Over the years, the plant also printed retail inserts for newspapers, brochures, a variety of magazines, and AAA Tour Books.

And it churned out paperback books, millions of them. A 2008 Buffalo News story mentioned the plant had produced 270 million of mass-market paperbacks the previous year.

> A good run

The future looked bright in 1963 when J.W. Clement finished moving into its new $4.5 million plant, relocating operations of two Buffalo plants there. "I know we'll be here a long while and many other businesses will join us on the tract," said William Roesser, Clement's president, at a 1963 dinner welcoming the company to Depew.

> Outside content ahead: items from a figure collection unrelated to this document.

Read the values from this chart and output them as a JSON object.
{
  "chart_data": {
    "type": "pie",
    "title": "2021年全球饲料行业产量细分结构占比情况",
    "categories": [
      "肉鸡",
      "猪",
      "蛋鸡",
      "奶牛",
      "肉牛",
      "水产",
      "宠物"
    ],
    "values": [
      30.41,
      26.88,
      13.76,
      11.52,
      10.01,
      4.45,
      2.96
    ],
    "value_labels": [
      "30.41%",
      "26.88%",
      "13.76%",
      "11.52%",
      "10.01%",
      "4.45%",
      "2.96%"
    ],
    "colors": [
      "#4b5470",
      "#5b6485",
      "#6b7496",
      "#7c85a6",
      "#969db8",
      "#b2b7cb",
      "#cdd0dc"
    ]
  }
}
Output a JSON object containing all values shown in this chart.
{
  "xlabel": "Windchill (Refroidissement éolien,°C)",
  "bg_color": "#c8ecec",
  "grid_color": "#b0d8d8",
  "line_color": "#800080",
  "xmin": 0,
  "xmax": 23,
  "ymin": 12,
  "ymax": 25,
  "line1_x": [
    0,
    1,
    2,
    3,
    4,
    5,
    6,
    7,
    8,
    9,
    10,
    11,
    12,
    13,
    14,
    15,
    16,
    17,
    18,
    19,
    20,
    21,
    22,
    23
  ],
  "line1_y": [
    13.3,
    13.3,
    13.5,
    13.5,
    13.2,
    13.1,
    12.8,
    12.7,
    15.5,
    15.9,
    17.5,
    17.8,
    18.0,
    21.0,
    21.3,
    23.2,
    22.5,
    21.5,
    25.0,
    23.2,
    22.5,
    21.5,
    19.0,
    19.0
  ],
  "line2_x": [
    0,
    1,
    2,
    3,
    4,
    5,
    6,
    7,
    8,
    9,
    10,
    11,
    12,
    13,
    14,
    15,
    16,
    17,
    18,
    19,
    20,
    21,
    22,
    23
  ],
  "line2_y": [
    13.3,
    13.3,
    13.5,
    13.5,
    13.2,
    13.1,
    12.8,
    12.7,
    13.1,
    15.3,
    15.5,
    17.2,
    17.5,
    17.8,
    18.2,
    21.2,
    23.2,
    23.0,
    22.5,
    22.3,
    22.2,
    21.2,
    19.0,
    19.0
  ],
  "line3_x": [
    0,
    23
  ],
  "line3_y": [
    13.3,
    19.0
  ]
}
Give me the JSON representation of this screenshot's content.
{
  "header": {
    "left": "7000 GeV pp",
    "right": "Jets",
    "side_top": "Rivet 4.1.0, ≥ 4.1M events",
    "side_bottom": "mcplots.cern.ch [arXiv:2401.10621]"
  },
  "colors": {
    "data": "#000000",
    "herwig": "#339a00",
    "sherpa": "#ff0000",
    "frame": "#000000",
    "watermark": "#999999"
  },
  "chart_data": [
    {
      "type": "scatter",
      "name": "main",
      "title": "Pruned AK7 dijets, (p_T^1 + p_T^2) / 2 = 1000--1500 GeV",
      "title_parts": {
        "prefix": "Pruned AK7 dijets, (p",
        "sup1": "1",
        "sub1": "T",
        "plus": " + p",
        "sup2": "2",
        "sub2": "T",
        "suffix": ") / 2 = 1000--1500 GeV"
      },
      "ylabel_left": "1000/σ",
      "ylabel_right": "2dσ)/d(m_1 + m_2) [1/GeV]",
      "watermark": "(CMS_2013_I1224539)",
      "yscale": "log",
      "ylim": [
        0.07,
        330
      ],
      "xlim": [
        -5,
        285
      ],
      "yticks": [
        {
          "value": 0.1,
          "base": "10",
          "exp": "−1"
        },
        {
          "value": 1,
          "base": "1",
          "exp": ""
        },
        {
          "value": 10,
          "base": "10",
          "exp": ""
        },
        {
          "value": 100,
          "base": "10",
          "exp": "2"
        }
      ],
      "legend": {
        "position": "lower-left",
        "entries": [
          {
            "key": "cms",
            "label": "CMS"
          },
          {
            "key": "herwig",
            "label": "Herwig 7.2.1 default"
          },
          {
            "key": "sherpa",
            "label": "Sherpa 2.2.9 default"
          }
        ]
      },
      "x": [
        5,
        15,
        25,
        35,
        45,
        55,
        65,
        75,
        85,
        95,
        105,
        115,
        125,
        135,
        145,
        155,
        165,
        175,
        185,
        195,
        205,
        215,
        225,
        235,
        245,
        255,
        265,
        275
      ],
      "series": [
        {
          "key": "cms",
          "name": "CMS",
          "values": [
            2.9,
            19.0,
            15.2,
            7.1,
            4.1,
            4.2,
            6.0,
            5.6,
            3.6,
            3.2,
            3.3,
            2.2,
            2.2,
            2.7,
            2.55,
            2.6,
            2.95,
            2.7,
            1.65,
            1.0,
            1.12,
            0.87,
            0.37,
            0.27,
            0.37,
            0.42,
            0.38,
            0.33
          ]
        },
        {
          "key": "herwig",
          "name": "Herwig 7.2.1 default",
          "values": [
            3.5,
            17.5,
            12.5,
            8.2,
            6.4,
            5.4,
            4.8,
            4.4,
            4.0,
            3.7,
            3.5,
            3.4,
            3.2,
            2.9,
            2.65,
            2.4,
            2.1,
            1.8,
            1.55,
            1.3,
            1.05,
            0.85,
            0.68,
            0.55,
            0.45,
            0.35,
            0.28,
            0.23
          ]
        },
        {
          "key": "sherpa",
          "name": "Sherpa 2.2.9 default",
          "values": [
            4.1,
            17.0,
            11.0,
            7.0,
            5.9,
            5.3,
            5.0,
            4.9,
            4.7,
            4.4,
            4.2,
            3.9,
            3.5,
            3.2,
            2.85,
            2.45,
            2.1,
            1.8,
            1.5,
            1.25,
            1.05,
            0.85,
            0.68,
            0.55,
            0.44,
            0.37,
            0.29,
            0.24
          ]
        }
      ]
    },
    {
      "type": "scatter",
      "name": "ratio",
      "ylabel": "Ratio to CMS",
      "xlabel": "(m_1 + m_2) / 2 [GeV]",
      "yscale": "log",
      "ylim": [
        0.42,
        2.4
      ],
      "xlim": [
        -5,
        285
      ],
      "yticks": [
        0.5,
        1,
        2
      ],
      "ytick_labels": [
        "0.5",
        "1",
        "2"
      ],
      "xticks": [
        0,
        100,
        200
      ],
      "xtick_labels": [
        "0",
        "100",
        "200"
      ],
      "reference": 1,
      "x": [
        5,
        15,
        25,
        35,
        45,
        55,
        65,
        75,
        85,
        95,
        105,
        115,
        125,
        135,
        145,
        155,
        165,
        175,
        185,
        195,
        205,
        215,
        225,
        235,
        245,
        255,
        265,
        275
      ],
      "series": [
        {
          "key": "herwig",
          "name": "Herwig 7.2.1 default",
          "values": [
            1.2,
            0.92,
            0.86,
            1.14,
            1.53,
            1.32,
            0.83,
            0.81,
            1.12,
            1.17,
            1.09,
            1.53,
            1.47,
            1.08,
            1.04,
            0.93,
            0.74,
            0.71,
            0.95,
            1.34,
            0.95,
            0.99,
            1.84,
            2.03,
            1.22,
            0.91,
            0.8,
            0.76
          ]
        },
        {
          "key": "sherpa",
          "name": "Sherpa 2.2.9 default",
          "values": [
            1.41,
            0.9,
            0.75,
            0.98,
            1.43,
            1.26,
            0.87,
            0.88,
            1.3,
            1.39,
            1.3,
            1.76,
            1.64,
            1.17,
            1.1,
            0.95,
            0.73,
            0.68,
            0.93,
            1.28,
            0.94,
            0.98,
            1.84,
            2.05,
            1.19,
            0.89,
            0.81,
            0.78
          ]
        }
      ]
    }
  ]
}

In 1965, the Clement company was acquired by Arcata and the local plant was renamed Arcata Graphics. Quebecor Printing bought Arcata's printing plants in 1993. In 2008, the company then known as Quebecor World filed for Chapter 11 bankruptcy, and adopted the Worldcolor name after emerging in 2009. Next came Quad/Graphics.

The Depew plant was known over the years not only as a major employer, but a printing operation with the technology and capability to handle a variety of production, said Timothy Freeman, president of the Amherst-based Printing Industries Alliance.

Freeman said he sees three factors contributing to the plant's fate: chronic overcapacity in the industry; the shift toward electronic formats, such as the Kindle e-reader; and a still-uncertain economy.

The closing adds to the region's well-documented loss of manufacturing jobs. It also will leave a massive property in need of a new use.

The company is trying to help the employees find other jobs in the area or within Quad/Graphics, said Claire Ho, a company spokeswoman. "We understand we're impacting people's lives and we want to help them move forward in their careers."

Those careers won't be at the Depew plant, a source of jobs, economic spinoff and memories going back decades. For the retiree Opatkiewicz, the loss is personal. "I have a lot of friends over there."